Notre proposition vise à inverser le processus de la prise de décision en donnant la chance aux investisseurs nationaux, financiers et entrepreneurs et les admettre dans les Board Rooms en tant qu’acteurs qui s’engagent à soutenir les économies de leur propre pays/région.
Un exemple pratique peut être fourni en référent au programme de la International Finance Corporation (IFC) dans les pays Mena. L’IFC pourrait mettre en place un Fonds Risques dans chacun des vingt pays Mena s’étendant de l’Iran au Maroc en utilisant même une petite tranche du budget de 2 milliards de dollars comme capital d’amorçage et en appelant les capitalistes nationaux et les entrepreneurs à agir en tant qu’actionnaires vraiment déterminés à financer à la fois démarrage (Start-up) et croissance (Growth-up), qui sont l’épine dorsale des économies des pays.

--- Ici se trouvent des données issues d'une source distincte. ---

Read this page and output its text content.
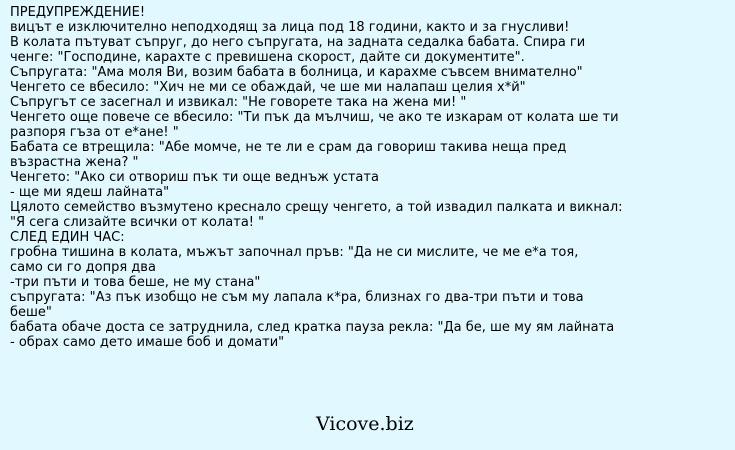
ПРЕДУПРЕЖДЕНИЕ!
вицът е изключително неподходящ за лица под 18 години, както и за гнусливи!
В колата пътуват съпруг, до него съпругата, на задната седалка бабата. Спира ги
ченге: "Господине, карахте с превишена скорост, дайте си документите".
Съпругата: "Ама моля Ви, возим бабата в болница, и карахме съвсем внимателно"
Ченгето се вбесило: "Хич не ми се обаждай, че ше ми налапаш целия х*й"
Съпругът се засегнал и извикал: "Не говорете така на жена ми! "
Ченгето още повече се вбесило: "Ти пък да мълчиш, че ако те изкарам от колата ше ти
разпоря гъза от е*ане! "
Бабата се втрещила: "Абе момче, не те ли е срам да говориш такива неща пред
възрастна жена? "
Ченгето: "Ако си отвориш пък ти още веднъж устата
- ще ми ядеш лайната"
Цялото семейство възмутено креснало срещу ченгето, а той извадил палката и викнал:
"Я сега слизайте всички от колата! "
СЛЕД ЕДИН ЧАС:
гробна тишина в колата, мъжът започнал пръв: "Да не си мислите, че ме е*а тоя,
само си го допря два
-три пъти и това беше, не му стана"
съпругата: "Аз пък изобщо не съм му лапала к*ра, близнах го два-три пъти и това
беше"
бабата обаче доста се затруднила, след кратка пауза рекла: "Да бе, ше му ям лайната
- обрах само дето имаше боб и домати"
Vicove.biz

Dans ces conditions, une institution de financement du développement comme IFC (Groupe de la Banque mondiale axé sur l’investissement du secteur privé) pourrait jouer le rôle de facilitateur et de conseiller, sa présence étant aussi une garantie de l’opération.
À notre avis, l’option ci-dessus demande du temps pour être remplie, en considération que partager la décision signifie partager le pouvoir et donc le pas n‘est pas simple; enfin, il est à ajouter que le but ultime des financiers à tous les niveaux – de la Banque mondiale, du FMI, jusqu’à le banquier – n’est pas seulement de tirer un profit, mais d’influencer le budget des débiteurs et donc interférer dans leurs choix (voir institutions nationales et internationale).
C’est donc aux capitalistes Africains de prendre en charge l’avenir de leurs communautés, dans la perspective qu’un Fond National signifie la création d’emplois et la promotion des opportunités, ce qui peuvent contribuer à minimiser la migration des jeunes sans emploi vers l’Europe.